Elle rappelle par ailleurs que c’est la “fat acceptance“, ou l’acceptation des gros, qui a créé ce mouvement :Il s’agit de mettre en valeur le corps des personnes grosses, d’exposer au monde la réalité des corps gros, afin de se sensibiliser les non-gros(ses) à la différence et de permettre aux concerné(es) de se reconnaître dans des corps qui ne sont jamais mis en valeur ailleurs.” En un mot ? Rendre leur présence à des corps invisibilisés.

Gras Politique, un mouvement pour mieux s’accepter

La jeune femme l’affirme :Je pense malheureusement que c’est la société dans son entier qu’il faut changer pour que les femmes aient confiance en elles. Cela commence très petit avec l’éducation, cela continue à l’adolescence avec les pressions sexistes sur les corps, que les femmes emportent avec elles à l’âge adulte sous la forme de complexes, de haine d’elles-mêmes ou de grossophobie intégrées.

Pour aider à changer les choses, elle a fondé le collectif Gras Politique, composé de personnes grosses, et qui ont un but : lutter contre la grossophobie et tout ce qui en découle.

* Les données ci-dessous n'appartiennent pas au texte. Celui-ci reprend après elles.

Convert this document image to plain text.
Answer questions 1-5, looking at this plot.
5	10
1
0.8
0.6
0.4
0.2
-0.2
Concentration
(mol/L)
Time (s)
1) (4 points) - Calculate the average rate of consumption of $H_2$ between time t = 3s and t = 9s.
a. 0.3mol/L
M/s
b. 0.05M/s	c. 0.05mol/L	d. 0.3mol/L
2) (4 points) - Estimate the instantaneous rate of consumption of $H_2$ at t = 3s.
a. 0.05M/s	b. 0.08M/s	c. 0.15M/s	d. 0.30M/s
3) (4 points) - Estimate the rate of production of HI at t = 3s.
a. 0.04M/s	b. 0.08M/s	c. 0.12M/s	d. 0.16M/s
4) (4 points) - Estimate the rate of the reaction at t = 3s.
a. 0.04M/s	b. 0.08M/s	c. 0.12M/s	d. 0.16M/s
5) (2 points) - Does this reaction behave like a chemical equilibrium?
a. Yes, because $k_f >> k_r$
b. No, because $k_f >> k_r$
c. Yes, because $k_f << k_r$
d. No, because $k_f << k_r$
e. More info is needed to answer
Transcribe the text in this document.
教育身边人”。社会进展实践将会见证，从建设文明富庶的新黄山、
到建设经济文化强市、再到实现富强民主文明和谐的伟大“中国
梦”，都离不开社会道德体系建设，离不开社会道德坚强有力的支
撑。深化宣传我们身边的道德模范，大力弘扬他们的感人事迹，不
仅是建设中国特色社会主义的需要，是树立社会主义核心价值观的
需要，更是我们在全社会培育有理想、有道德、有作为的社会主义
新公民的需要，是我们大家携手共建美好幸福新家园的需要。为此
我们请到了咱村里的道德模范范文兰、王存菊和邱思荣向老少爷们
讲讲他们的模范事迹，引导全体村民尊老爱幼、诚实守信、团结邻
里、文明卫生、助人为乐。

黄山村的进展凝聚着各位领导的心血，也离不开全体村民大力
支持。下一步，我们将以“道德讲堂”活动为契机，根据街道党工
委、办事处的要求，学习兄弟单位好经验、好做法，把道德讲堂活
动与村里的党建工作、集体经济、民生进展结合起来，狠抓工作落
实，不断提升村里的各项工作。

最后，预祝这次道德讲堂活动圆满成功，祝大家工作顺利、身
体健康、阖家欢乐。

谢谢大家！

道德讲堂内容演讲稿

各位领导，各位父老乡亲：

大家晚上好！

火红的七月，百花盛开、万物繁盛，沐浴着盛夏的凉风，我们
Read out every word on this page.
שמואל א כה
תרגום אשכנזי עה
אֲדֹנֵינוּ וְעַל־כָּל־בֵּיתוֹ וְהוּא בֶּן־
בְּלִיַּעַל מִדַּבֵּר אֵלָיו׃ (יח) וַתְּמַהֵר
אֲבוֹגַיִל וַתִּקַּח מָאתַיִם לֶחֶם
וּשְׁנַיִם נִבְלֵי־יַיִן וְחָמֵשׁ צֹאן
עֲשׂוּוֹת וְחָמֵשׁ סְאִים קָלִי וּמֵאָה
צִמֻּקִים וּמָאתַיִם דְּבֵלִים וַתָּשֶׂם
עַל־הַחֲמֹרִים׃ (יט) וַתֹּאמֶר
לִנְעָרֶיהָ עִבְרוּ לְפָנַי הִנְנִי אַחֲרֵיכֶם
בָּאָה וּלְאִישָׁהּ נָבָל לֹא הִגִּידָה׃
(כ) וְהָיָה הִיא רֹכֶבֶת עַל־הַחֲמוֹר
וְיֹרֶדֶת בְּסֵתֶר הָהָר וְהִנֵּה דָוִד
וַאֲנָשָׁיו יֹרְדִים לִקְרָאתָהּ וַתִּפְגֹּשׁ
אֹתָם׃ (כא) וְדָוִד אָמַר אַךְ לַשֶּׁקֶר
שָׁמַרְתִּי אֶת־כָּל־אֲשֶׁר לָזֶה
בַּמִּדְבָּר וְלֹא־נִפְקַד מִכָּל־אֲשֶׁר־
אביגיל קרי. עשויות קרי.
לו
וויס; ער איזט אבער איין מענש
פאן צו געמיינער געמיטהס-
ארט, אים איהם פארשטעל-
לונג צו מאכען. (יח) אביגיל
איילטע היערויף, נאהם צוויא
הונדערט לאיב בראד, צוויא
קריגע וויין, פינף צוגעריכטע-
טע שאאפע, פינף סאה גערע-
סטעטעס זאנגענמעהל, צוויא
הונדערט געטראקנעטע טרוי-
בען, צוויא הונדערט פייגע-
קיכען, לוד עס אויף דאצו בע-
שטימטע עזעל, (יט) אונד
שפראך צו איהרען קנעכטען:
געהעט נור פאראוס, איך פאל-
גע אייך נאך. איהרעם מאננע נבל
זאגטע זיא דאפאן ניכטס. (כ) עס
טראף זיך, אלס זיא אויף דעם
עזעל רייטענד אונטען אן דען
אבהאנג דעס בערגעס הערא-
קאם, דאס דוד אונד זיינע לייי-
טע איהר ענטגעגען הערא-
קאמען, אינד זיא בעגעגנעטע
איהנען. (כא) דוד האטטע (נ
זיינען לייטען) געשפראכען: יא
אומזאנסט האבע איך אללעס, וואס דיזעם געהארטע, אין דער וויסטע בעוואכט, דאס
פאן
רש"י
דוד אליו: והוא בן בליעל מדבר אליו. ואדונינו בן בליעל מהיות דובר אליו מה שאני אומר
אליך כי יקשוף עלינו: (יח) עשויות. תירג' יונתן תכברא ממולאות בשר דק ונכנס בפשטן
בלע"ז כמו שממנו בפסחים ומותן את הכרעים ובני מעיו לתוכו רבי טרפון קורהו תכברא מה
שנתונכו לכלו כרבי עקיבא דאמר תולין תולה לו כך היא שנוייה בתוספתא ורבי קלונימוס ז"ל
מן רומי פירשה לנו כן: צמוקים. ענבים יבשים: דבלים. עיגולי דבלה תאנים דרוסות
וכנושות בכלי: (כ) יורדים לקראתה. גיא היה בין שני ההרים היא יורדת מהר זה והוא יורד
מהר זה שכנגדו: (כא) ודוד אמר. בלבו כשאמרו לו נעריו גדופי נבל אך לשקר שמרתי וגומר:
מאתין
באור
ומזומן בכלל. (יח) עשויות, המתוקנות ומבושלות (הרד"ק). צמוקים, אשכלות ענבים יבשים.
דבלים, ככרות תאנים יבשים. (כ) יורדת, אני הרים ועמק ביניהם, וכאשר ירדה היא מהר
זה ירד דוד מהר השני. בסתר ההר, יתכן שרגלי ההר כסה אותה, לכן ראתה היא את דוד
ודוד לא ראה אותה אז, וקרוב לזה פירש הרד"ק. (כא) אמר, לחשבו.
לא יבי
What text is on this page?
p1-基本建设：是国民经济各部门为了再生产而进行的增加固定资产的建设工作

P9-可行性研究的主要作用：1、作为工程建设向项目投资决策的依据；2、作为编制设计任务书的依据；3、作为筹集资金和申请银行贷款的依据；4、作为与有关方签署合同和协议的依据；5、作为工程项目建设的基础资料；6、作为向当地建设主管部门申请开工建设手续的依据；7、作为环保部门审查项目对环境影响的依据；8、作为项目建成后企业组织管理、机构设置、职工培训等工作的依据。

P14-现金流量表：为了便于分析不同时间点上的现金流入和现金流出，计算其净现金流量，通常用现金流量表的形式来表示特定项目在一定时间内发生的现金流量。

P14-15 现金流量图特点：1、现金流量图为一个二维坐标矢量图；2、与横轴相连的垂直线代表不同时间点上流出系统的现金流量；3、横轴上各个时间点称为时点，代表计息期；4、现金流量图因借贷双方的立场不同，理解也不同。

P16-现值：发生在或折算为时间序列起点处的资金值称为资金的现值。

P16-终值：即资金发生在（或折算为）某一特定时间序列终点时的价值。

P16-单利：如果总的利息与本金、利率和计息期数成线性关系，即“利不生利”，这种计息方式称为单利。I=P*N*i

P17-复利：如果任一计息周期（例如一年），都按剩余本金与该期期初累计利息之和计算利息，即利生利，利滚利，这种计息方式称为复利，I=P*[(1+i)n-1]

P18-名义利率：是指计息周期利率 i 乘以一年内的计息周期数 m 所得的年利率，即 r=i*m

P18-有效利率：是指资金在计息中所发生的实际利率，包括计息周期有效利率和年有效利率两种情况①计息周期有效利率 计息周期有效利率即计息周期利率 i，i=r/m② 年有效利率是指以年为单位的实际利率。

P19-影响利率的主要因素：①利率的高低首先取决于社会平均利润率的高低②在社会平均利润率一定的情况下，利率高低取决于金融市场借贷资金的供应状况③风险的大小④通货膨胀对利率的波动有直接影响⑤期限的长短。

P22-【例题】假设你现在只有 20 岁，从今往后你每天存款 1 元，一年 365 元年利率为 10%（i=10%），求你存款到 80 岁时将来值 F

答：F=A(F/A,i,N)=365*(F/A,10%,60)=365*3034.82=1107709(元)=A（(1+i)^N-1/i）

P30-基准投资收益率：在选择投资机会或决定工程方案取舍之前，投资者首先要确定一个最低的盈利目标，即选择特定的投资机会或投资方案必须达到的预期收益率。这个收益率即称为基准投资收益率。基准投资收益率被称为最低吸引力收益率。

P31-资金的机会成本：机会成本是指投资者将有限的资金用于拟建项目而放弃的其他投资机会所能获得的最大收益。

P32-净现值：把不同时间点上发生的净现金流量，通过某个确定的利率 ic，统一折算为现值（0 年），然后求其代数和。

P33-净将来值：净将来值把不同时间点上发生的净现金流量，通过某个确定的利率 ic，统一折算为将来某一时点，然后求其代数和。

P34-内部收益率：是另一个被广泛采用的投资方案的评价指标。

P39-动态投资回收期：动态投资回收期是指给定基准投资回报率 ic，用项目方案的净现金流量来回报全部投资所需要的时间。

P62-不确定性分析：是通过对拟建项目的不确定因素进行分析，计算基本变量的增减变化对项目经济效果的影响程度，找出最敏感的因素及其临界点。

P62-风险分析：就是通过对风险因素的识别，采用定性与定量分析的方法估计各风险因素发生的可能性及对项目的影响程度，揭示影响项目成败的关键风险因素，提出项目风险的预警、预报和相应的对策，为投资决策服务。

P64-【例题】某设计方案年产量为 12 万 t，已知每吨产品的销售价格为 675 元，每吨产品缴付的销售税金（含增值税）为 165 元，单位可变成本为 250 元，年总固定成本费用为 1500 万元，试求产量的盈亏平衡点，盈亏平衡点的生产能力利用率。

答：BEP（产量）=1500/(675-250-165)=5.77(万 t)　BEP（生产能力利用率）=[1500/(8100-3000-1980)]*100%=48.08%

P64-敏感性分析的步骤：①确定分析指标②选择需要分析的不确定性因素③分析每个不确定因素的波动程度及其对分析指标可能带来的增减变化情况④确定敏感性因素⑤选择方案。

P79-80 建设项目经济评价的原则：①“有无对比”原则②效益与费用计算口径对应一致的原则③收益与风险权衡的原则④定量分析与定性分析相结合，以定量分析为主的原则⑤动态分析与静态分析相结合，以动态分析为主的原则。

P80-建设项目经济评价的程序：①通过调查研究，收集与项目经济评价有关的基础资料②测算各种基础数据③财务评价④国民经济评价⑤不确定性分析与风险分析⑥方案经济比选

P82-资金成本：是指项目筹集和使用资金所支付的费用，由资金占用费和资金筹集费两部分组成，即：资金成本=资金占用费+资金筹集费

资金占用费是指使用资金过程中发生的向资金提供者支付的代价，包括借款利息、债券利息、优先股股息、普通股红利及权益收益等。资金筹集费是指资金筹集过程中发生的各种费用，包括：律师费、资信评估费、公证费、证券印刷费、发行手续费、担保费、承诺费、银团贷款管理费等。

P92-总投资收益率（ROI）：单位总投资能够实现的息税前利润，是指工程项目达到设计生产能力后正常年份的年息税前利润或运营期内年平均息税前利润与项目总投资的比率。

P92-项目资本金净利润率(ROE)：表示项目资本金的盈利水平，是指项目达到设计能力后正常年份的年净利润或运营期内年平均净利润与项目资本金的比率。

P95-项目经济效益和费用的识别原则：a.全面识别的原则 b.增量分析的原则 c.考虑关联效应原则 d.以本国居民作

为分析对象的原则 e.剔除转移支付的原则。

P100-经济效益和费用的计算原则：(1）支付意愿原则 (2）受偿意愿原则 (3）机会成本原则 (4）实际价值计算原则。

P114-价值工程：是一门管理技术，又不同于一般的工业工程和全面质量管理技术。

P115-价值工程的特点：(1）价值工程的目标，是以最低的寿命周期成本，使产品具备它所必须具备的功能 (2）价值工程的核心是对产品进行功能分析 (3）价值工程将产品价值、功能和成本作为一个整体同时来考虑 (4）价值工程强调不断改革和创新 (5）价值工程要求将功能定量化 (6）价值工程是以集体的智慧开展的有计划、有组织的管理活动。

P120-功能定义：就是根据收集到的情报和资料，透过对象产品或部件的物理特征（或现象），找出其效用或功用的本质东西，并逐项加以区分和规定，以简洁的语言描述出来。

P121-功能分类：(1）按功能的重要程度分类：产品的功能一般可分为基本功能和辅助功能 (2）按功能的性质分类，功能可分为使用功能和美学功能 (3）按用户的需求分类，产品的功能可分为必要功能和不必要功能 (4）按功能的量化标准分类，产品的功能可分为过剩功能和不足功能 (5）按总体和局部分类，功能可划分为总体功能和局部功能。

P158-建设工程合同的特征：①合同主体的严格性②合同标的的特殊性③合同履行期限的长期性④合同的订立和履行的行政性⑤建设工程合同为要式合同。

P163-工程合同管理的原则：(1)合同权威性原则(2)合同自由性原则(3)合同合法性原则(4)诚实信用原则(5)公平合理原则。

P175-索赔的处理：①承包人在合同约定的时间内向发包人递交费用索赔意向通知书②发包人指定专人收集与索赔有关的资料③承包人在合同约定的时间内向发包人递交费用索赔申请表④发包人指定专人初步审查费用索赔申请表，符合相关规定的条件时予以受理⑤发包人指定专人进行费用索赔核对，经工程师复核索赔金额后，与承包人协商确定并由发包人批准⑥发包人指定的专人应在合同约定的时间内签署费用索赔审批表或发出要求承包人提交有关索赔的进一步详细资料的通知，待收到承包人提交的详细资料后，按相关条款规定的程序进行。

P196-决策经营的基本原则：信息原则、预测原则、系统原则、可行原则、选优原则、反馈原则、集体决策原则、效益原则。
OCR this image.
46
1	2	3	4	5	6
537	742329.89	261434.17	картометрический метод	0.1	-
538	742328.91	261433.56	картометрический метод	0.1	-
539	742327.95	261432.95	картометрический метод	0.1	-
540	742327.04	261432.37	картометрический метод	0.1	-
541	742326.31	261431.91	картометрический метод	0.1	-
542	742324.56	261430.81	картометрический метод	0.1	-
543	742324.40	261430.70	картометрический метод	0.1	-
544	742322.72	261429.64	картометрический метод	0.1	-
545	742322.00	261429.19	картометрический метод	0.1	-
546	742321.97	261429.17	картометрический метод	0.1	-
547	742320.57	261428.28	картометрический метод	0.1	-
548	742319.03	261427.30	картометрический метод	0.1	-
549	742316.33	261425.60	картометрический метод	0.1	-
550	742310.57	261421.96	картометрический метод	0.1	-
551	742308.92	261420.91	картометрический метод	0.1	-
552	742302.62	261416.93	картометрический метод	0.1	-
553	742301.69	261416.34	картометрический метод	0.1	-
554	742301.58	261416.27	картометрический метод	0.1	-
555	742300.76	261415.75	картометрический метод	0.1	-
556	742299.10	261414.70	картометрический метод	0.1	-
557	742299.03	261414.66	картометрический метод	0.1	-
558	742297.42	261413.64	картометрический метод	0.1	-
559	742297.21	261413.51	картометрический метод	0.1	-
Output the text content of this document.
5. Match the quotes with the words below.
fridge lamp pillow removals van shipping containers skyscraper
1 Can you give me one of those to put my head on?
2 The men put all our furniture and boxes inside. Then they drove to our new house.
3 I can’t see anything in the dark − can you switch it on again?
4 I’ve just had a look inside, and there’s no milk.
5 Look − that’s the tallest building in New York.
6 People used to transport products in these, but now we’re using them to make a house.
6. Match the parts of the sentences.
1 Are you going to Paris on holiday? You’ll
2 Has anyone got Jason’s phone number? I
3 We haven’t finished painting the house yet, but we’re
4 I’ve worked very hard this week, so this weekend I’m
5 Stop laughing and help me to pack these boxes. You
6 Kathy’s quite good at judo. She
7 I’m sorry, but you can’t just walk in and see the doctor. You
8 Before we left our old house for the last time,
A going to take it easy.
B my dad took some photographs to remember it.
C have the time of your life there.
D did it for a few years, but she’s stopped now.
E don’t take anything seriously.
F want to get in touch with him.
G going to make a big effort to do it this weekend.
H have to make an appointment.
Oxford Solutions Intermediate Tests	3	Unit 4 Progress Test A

Maltraitance médicale, discrimination à l’embauche, précarisation, mal-être…

Pour garder confiance en elle, Daria Marx l’affirme : elle se fout de l’avis des autres. Mais elle développe surtout un point très intéressant :Je n’ai malheureusement pas de recette magique pour avoir confiance en soi. Chacun a son chemin personnel, ses raisons et ses traumatismes, il me semble dangereux de prétendre qu’il existe une seule voix.

Pas question pour elle de donner des conseils bateaux, elle préfère évoquer son expérience personnelle, qui a de quoi inspirer :J‘ai pris la ferme décision de ne plus jamais subir mon corps, de ne plus jamais rien m’interdire, de ne jamais plus me laisser limiter par les pressions de la société. J’ai le droit d’exister, voilà le mantra que je me répète quand je traverse des jours plus difficiles que d’autres, j’ai le droit au même respect et à la même considération que les autres.